2.3 Kegunaan supernetting adalah untuk menggabungkan jumlah IP yang tidak mencukupi dari sebuah kelas IP dan menghindari router. Misalnya, untuk kelas C, jumlah host dari networknya tidak bisa lebih dari 254 IP. Padalah diinginkan 1 networknya 1000 komputer tanpa menggunakan Router. Nah, di sinilah peranan supernetting diperlukan. Biasanya, supernetting ini disebut dengan CIDR (classless inter-domain routing).
-=:# BAGIAN I #:=-
Dari sekian banyak persoalan seputar IP Addressing (IPv4) dari TCP/IP, yang dirasakan cukup rumit adalah subnetting/supernetting. Di sini terasa sekali adanya perhitungan matematika walau sebenarnya sederhana tetapi sering membingungkan. Subnetting sering digunakan untuk memecah IP jaringan menjadi sub-sub jaringan yang biasanya cukup kompleks.
Setiap host (komponen jaringan yang memiliki identitas) sudah pasti akan memiliki IP address (selanjutnya disebut IPH), baik di-setting secara tetap (fixed) maupun dinamik, akan selalu disertai subnet mask atau netmask (selanjutnya disebut SNM). Buat apakah subnet mask atau netmask tersebut? Dengan berbekal IP Address dan subnet masknya, maka kita akan dapatkan informasi tentang IP address network (selanjutnya disebut IPN), IP broadcast (selanjutnya disebut IPB), serta jangkauan atau kapasitas jaringan tempat host itu berada.
Mari kita kita simak ilustrasi berikut ini.
Diketahui sebuah host dari sebuah jaringan dengan IPH=192.168.1.78 dan SNM=255.255.255.224. Dengan berbekal kedua info tersebut kita dapatkan IPN, IPB dan jangkauan IPH tempat host itu berada.
Rumus Mendapatkan IPN:
IPN = IPH .AND. SNM
Rumus Mendapatkan IPB:
IPB = IPN .NOT.(SNM)
Nah, dari kedua rumus itu, mari kita hitung:
IPN = 192.168.1.78 .AND. 255.255.255.224 = 192.168.1.64
(coba minta bantuan calculator untuk menghitungnya)

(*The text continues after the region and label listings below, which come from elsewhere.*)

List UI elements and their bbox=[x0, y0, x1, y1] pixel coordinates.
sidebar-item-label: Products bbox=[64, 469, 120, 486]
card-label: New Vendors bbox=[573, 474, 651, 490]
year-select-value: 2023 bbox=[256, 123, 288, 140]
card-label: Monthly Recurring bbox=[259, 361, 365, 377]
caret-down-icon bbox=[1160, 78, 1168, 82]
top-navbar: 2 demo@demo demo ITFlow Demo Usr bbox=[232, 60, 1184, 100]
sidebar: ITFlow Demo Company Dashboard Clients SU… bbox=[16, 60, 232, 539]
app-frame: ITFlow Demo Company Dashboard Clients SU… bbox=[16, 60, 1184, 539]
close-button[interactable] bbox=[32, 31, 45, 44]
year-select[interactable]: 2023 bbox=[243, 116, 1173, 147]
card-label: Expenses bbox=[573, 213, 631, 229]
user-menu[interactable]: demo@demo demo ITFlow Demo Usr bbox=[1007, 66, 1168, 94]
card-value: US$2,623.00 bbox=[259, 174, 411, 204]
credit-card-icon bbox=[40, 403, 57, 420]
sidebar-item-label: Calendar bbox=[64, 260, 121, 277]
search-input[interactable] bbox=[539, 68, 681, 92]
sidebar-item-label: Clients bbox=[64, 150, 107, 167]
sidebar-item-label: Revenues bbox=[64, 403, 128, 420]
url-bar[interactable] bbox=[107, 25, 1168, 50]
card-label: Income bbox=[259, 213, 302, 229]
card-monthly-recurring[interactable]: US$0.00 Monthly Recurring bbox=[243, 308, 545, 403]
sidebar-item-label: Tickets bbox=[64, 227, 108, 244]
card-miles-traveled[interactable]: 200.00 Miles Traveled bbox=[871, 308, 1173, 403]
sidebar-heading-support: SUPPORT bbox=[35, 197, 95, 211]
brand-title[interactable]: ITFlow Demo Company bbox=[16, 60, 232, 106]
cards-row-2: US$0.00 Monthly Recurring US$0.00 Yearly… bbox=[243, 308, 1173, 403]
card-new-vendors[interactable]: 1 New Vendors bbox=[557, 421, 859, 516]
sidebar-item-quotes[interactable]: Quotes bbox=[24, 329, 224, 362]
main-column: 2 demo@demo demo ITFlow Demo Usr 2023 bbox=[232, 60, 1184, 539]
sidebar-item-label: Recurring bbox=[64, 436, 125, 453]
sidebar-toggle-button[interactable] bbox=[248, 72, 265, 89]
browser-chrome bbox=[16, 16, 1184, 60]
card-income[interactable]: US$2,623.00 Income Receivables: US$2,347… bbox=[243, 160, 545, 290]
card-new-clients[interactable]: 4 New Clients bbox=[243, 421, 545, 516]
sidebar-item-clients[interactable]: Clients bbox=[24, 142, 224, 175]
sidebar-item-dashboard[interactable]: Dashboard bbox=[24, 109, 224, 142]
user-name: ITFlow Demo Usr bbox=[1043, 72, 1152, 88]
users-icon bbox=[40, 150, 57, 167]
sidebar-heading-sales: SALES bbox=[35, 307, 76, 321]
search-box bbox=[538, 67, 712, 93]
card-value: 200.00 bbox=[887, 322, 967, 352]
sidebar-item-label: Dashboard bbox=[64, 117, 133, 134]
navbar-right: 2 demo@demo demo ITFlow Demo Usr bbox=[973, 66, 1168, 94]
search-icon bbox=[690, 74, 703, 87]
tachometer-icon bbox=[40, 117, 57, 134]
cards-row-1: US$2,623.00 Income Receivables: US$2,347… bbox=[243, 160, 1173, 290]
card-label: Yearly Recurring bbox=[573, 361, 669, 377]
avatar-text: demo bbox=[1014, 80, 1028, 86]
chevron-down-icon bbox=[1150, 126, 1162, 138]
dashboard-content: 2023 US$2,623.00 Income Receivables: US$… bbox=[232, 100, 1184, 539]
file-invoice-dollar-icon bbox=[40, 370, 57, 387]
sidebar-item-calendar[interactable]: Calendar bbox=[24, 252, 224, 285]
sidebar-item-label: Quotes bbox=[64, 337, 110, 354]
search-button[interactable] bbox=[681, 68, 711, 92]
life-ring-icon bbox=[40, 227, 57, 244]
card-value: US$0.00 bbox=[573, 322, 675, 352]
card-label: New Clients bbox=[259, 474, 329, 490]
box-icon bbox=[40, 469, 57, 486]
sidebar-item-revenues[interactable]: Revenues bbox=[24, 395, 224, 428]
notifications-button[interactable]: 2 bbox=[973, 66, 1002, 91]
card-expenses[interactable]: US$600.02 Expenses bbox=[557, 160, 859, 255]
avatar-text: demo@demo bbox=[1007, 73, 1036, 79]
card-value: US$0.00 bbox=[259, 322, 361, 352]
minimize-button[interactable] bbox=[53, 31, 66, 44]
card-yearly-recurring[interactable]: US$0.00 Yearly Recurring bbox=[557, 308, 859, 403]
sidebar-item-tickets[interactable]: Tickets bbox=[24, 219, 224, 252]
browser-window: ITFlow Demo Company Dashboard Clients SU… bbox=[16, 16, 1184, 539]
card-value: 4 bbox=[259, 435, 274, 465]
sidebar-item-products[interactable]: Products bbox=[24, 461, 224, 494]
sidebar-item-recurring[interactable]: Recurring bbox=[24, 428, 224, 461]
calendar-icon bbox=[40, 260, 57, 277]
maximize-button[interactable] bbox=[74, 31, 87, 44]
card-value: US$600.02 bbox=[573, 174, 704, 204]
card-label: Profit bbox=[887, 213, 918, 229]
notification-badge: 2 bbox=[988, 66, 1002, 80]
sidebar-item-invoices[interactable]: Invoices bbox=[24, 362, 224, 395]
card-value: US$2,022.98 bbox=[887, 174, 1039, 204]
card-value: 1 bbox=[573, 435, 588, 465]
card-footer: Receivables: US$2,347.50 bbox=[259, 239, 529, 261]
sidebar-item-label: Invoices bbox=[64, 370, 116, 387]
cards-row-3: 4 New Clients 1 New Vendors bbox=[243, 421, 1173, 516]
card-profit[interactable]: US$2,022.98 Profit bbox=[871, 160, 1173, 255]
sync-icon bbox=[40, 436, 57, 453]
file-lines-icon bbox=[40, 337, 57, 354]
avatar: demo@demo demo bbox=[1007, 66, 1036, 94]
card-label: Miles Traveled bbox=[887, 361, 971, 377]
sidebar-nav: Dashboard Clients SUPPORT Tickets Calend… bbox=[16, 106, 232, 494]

IPB = 192.168.1.64 .NOT.(0.0.0.63) = 192.168.1.95
(.NOT. dari 255.255.255.224 adalah 0.0.0.31, ini juga pake saja calculator)
Nah dari aturan RFC, diketahui bahwa sebuah IP Address jaringan dimulai dari IPN dan diakhiri dengan IPB. Jadi, tentu saja kita dapatkan range atau jumlah IPH tempat host 192.168.1.78 itu berada, yakni dari 192.168.1.65 s.d. 192.168.1.94 sehingga jumlah IPH adalah 30. Cara lain untuk menghitung range IPH adalah cukup dengan menghitung jumlah bit yang bernilai 0 (biner) pada SNM dengan bantuan tabel di bawah ini. Dari SNM=255.255.255.224, pada angka 224 terdapat jumlah bit 0 adalah 5; dan 2 pangkat 5 adalah 30 host (32 – 2). Jumlah IP selalu akan dikurangi 2 karena kedua IP tersebut (IPN dan IPB) tidak boleh dijadikan identitas host.
Desimal Biner
0 00000000
128 10000000
192 11000000
224 11100000
240 11110000
248 11111000
252 11111100
254 11111110
255 11111111
Kedua rumus di atas juga berlaku untuk kelas A dan B. Selain itu dapat digunakan untuk kasus supernetting. Supernetting adalah kebalikan dari Subnetting yang tadi dibahas di atas. Supernetting menggunakan sebagian bit-bit network untuk dijadikan subnet. Supernetting digunakan jika dengan memiliki beberapa blok IP kelas C diinginkan satu jaringan yang besarnya > 256 IP tanpa dilengkapi dengan Router. Hal ini tidak mungkin tanpa bantuan mekanisme supernetting karena IP kelas C hanya 256 buah.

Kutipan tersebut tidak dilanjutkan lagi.